Позавчера я просматривал «Жизнь человека» Андреева, и когда я прочел только три слова «Некто в сером», то, клянусь, по какой-то нелепой ассоциации, мне вспомнился австрийский офицер, который допрашивал меня в комендатуре через переводчика и переводчику же приказывал по-немецки:
— Ударьте его два раза по лицу!
Переводчик, учитель нашей гимназии, бил меня и объяснял:
— Герр комендант интересуется, куда делись солдаты в штатском платье!
Нелепейшая ассоциация!
А все дело в том, что у австрийцев была серая форма, в том, что я дурак и, кроме того, в том еще, что я прочел только три слова. Нелепо.
Мысли о незаконченности старых рассказов приходят ко мне при каждом чтении, мне снятся окончания старых историй, но я не помню ни одного конца, то ли я просыпаюсь раньше времени, то ли забываю их со сна…
Память вообще стала путать меня. Вот я не помню, что это я читал давеча, над чем это я заснул, когда доктор Шендерович, у которого я живу, разбудил меня среди ночи.
— Вас просят к Виктору, — сказал он, — ему плохо. Идите, дружок, идите. Нужно пойти.
Я дрожал спросонья, хоть было тепло.

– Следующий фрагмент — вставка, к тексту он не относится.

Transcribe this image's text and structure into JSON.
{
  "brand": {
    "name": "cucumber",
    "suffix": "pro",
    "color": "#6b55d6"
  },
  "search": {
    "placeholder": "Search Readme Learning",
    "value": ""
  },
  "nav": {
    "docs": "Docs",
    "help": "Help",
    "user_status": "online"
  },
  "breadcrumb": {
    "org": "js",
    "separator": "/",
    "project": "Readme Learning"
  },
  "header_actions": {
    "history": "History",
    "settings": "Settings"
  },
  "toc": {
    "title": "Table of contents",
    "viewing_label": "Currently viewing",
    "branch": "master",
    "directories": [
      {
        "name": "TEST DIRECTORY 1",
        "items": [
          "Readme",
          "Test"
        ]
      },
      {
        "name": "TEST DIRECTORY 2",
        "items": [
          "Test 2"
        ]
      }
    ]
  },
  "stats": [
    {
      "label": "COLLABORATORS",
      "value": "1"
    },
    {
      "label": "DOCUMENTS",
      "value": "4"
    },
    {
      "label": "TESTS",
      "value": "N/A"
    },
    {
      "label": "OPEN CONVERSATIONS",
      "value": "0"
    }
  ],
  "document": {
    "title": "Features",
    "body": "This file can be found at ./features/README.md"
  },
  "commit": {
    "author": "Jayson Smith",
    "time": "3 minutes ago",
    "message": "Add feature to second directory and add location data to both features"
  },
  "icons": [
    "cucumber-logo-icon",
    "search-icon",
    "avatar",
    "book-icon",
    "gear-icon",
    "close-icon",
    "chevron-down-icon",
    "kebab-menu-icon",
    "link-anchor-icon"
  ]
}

Я проснулся сразу, сразу сел на постель, но доктору пришлось несколько раз повторить свою фразу, пока я понял ее.
— Да, — сказал я тогда, — дела, видно, плохи. Кто звонил — Булкинша?
— Должно быть, — ответил доктор, — целая истерика по телефону. Идите, идите. Нужно пойти.
Я натянул штаны, надел кожаную куртку на голое тело и пошел к Виктору.
Виктор Павлович — старый приятель моего отца. Лет двадцать тому назад мой отец служил с ним в имении помещика Радзилевича. Я, конечно, ничего не помню из того времени. Только пруд, разве? В имении был пруд и четыре лебедя в нем. На скамеечке у пруда я сидел на чьих-то коленях. На чьих? Кто нянчил меня? Кто возился со мной? Я помню это отрывочно, как строку. Как это поют?
Лебедин мой, лебедин, —
Лебедушка белая…
У Радзилевича было тогда еще одно имение в Новомосковском уезде Екатеринославской губернии, он это имение продал за восемьдесят две тысячи, а другое имение, наше — ну, то, где были лебеди, пруд, где отец служил, — он проиграл в железку и уехал за границу — в Берлин. Виктора Павловича он взял с собой.
В 1914 году, во время войны, Виктор Павлович вернулся. Он жил у нас на кухне, помогал моей матери таскать воду и варить обед. Это время я помню прекрасно. Он появился неожиданно и пришел в наш дом, как в свой родной. Он был оборван, бородат, и папа прятал от него водку. Наливка, вишневка, стояла у нас всегда на подоконнике, а с того дня, как Виктор Павлович поселился у нас, ее стали запирать в буфет, в верхнее отделение, которое мы называли голубятней.